I run many foundationDB instances in our testing environment. After upgrading foundationDB to 6.2.30, I see that the instances turn unhealthy more frequently with StorageServerFailed error. Generally, a restart of the foundationDB processes brings the cluster to a healthy state. Can this behavior be explained by the changes in the above PR?
I see from a comment on the PR that StorageServer will not be automatically restarted due to the changes in the PR in case of an io_error? What is the change in the case of StorageServer experience io_timeout? Is io_timeout treated as an io_error?
Did you see IoDegraded events more often?
What investigation did you do to figure out the behavior?
IIRC, there are two behavior changes in 6.2 (maybe 6.2.30):
SS will prioritize write requests when it saw hot shard;
SS does not automatically get recruited on io_timeout.
Both behavior changes do not seem to introduce negative impact to the cluster. @Evan can comment more
@mengxu Thanks for the reply. There were IoDegraded events while the storage failure is observed, which were not seen before. I also see other slowness-related errors at the same time.
The output of status details is as follows:
Using cluster file `/etc/foundationdb/fdb.cluster'.Configuration:
Redundancy mode - double
Storage engine - ssd-2
Coordinators - 3
Desired Proxies - 1
Desired Logs - 2
Usable Regions - 1Cluster:
FoundationDB processes - 10 (less 0 excluded; 2 with errors)
Zones - 5
Machines - 5
Memory availability - 15.3 GB per process on machine with least available
Fault Tolerance - 0 machines
Server time - 06/01/21 22:08:36Data:
Replication health - UNHEALTHY: No replicas remain of some data
Moving data - 102.309 GB
Sum of key-value sizes - 143.216 GB
Disk space used - 219.980 GBOperating space:
Storage server - 376.3 GB free on most full server
Log server - 396.2 GB free on most full serverWorkload:
Read rate - 309 Hz
Write rate - 78 Hz
Transactions started - 176 Hz
Transactions committed - 27 Hz
Conflict rate - 0 HzBackup and DR:
Running backups - 0
Running DRs - 0Process performance details:
172.18.0.30:4500 ( 1% cpu; 1% machine; 0.007 Gbps; 0% disk IO; 3.5 GB / 15.3 GB RAM )
Last logged error: StorageServerFailed: io_timeout at Tue Jun 1 02:58:35 2021
172.18.0.30:4501 ( 1% cpu; 1% machine; 0.007 Gbps; 0% disk IO; 0.3 GB / 15.3 GB RAM )
172.18.0.31:4500 ( 2% cpu; 2% machine; 0.015 Gbps; 1% disk IO; 3.6 GB / 15.7 GB RAM )
172.18.0.31:4501 ( 3% cpu; 2% machine; 0.015 Gbps; 1% disk IO; 0.4 GB / 15.7 GB RAM )
172.18.0.32:4500 ( 1% cpu; 1% machine; 0.006 Gbps; 0% disk IO; 3.5 GB / 16.3 GB RAM )
172.18.0.32:4501 ( 2% cpu; 1% machine; 0.006 Gbps; 0% disk IO; 0.4 GB / 16.3 GB RAM )
172.18.0.35:4500 ( 3% cpu; 1% machine; 0.003 Gbps; 14% disk IO; 4.6 GB / 16.8 GB RAM )
172.18.0.35:4501 ( 0% cpu; 1% machine; 0.003 Gbps; 14% disk IO; 0.2 GB / 16.8 GB RAM )
172.18.0.36:4500 ( 2% cpu; 1% machine; 0.007 Gbps; 21% disk IO; 4.6 GB / 17.9 GB RAM )
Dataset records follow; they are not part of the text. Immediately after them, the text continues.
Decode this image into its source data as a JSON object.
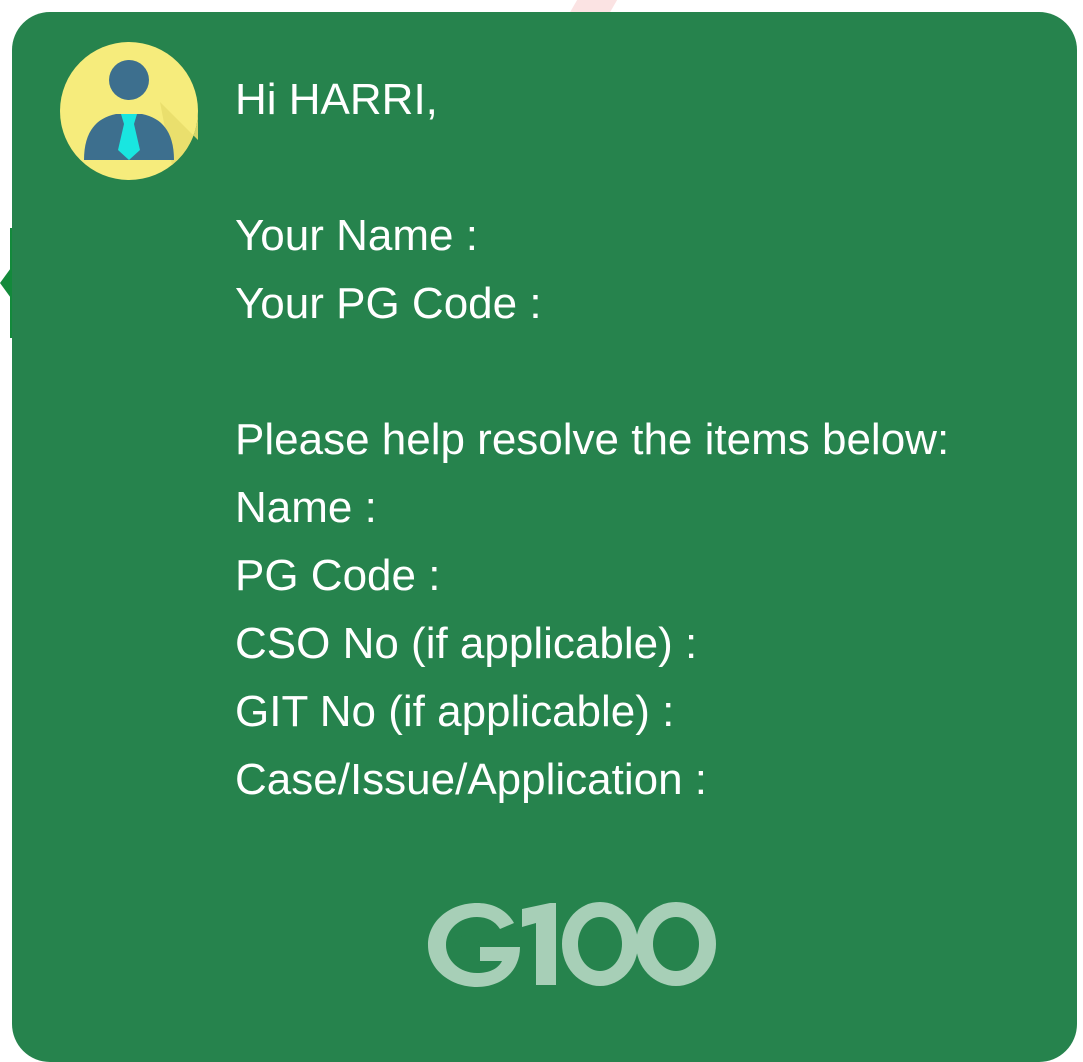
{
  "greeting": "Hi HARRI,",
  "fields_intro": [
    "Your Name :",
    "Your PG Code :"
  ],
  "request_heading": "Please help resolve the items below:",
  "request_items": [
    "Name :",
    "PG Code :",
    "CSO No (if applicable) :",
    "GIT No (if applicable) :",
    "Case/Issue/Application :"
  ],
  "logo_text": "G100",
  "colors": {
    "card_background": "#26834d",
    "avatar_circle": "#f6ec7c",
    "avatar_figure": "#3d6f8e",
    "tie": "#19e6e0",
    "logo": "#a7cfb7",
    "text": "#ffffff"
  },
  "icons": {
    "avatar": "user-avatar-icon",
    "logo": "g100-logo"
  }
}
Last logged error: StorageServerFailed: io_timeout at Tue Jun 1 02:58:39 2021
172.18.0.36:4501 ( 0% cpu; 1% machine; 0.007 Gbps; 11% disk IO; 0.3 GB / 17.9 GB RAM )Coordination servers:
172.18.0.30:4501 (reachable)
172.18.0.31:4501 (reachable)
172.18.0.32:4501 (reachable)Client time: 06/01/21 22:08:36WARNING: A single process is both a transaction log and a storage server.
For best performance use dedicated disks for the transaction logs by setting process classes.
The clients connecting to FDB experience a lot of transaction failures during this time, which gets resolved when the FDB processes are manually restarted.